Etcetera II

Founding fathers or Builders of the Nation?

These listings can be great fun.  But they are also bound to be personalised and subjective. This one having been compiled in a hurry was inevitably a little bizarre and certainly a touch eccentric.

By failing to limit his selected nation builders to the period ‘before the Republic’, the author caused his readers no end of confusion.

Self evidently, Alec Campbell, Z. K. Matthews and Ruth Khama were put in the wrong box – in fact, they should never have been included in a pre-Republic 1966 listing.

It follows that the post-1966 individuals need to be quickly set aside. But go to the other end of the spectrum and another problem immediately presents itself.

How could anybody have been a nation builder before the nation/the country, as we know it today, came into existence?

Thus, a glance at the names listed for the period before 1885 includes not only Robert Moffat and David Livingstone but a bevy of Dikgosi who were variously killed or who did the killing. My favourite is undoubtedly, no. 91, Kgosi Motshudi d. 1770, who is apparently remembered for his kind and just ways. Amen.   It is unclear, however, who, apart from the author, is doing this remembering! But then, there were other observations in this list which may raise the odd eyebrow.

Was Bessie Head, no. 24, a provocative writer? Or was Victoria Namane, no. 96, really one of those who designed the new Gaborone? But then dispose of those almost biblical figures from the distant past – one, no.9. being a 15th century ruler! -  who had nothing whatsoever to do with the establishment/creation of the modern state.

And we are then left with a mixed bag of supposedly relevant individuals who are scattered amongst the many others who are not.  The next problem is to come to grips with the term, ‘nation builder’ and to decide if it carries exactly the same meaning as ‘founding father’? Are they one and the same thing?

A quick glance at other countries suggests that the two terms have very different meanings. Only few countries, and then only those of more recent creation, can name their nation builders with any real confidence. Turkey, most obviously, Germany, Italy, maybe Sweden, and the South American countries, and maybe the USA. 

But what about the UK? King Alfred or Disraeli? And France – the France of the Republic or the France of the the monarchy? Louis XIV or Napoleon? And what of this country? Were Khama, Bathoen and Sebele founding fathers or nation builders?

I suggest that current attempts to run the one into the other are inevitably prompting questions which cannot easily be answered – and thus causing a degree of real confusion.

Let’s agree therefore that they should be taken as founding fathers and leave the nation building part to others. Then let’s turn back to the list of 150 and try and agree how ‘nation builder’ should be defined. Let’s get at this problem by working backwards and by eliminating everyone whose claim to fame was limited to a single tribal nation state.  That particular process would, anyway, seem to remove someone such as Khama III from the list but leave Isang Pilane. Quirky? Not so.  In 1920 Isang drafted a constitution for a national Council of Dikgosi.

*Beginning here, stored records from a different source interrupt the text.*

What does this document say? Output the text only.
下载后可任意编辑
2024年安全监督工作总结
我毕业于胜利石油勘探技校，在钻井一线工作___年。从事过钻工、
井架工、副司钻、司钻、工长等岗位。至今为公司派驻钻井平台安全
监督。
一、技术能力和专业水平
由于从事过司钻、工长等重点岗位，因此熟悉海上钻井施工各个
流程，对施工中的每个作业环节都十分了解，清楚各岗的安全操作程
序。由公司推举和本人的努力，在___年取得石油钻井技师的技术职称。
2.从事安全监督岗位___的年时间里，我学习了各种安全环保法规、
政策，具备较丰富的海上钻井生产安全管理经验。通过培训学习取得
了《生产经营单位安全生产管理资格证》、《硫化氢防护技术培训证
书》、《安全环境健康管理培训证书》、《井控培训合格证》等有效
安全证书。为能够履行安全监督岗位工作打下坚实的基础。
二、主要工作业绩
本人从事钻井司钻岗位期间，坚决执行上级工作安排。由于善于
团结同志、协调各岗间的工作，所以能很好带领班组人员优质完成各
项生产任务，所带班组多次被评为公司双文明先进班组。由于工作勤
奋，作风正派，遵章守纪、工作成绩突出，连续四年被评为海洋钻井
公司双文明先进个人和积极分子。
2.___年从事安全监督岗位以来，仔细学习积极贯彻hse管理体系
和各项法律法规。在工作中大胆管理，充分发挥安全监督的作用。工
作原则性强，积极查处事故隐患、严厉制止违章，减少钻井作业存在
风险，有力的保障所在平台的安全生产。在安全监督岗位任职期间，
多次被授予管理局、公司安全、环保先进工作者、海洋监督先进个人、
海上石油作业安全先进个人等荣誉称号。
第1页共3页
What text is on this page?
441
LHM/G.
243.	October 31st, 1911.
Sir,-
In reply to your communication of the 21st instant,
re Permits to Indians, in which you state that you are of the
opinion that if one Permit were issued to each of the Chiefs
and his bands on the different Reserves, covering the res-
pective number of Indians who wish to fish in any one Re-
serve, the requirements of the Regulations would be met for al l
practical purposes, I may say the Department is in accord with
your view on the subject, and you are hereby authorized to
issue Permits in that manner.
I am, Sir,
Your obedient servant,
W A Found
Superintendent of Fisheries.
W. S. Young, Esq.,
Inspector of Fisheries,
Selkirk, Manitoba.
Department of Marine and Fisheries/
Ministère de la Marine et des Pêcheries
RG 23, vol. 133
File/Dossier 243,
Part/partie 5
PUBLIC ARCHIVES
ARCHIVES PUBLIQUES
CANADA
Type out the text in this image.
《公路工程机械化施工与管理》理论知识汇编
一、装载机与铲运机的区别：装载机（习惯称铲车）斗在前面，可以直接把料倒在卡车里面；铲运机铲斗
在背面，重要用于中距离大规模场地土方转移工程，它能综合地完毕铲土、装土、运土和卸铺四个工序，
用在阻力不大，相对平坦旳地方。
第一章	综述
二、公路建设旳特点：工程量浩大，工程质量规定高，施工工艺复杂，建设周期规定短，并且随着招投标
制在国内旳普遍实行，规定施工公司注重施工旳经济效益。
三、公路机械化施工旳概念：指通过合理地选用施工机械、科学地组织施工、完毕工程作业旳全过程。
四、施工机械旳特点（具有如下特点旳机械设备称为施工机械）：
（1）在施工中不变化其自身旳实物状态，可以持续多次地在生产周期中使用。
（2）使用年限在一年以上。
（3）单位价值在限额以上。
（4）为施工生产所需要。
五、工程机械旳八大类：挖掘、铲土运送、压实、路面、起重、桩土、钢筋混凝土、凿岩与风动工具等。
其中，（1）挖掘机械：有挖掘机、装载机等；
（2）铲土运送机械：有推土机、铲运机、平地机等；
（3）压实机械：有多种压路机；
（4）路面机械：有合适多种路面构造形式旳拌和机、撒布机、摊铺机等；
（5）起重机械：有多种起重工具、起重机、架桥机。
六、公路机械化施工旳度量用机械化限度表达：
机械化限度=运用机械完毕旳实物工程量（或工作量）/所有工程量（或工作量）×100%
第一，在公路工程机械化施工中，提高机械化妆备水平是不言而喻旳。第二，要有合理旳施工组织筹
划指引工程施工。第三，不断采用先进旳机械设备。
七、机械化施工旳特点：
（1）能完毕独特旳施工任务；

Khama did not.  So we have made a start, with one candidate. Then we can easily agree on Tshekedi and maybe Bathoen, then Seretse and Masire for their pre-1966 contributions, and Fawcus – yes, Fawcus.

I would then examine the record of the debates of the African and European Councils and then of the Legislative Council to identify who really made the running and who just hung around. From my limited research, I would immediately add to that list Russell England, George Sim and Haskins. But there were others. With a bit of give and take, it would be relatively easy to work out who should be included and who should be set aside. But then again there is that nasty little question that is implicitly posed by the author with his all-over-the-place list.

When does the process of nation building begin and when does it reach its natural end? Or is the nation building process continuous? But then again, those who build nation states are bound to be few and far between.

They would have to include, I suppose, the great conquerors such as Alexander and Jengis Khan even though both were disposers of previously existing nation states.

Napoleon and George Washington, in contrast, would seem to fit into a totally different category. But the point remains. Will this country still be having nation builders in the next 50 years or will this be an occupation which became instantly obsolete on September 30, 1966?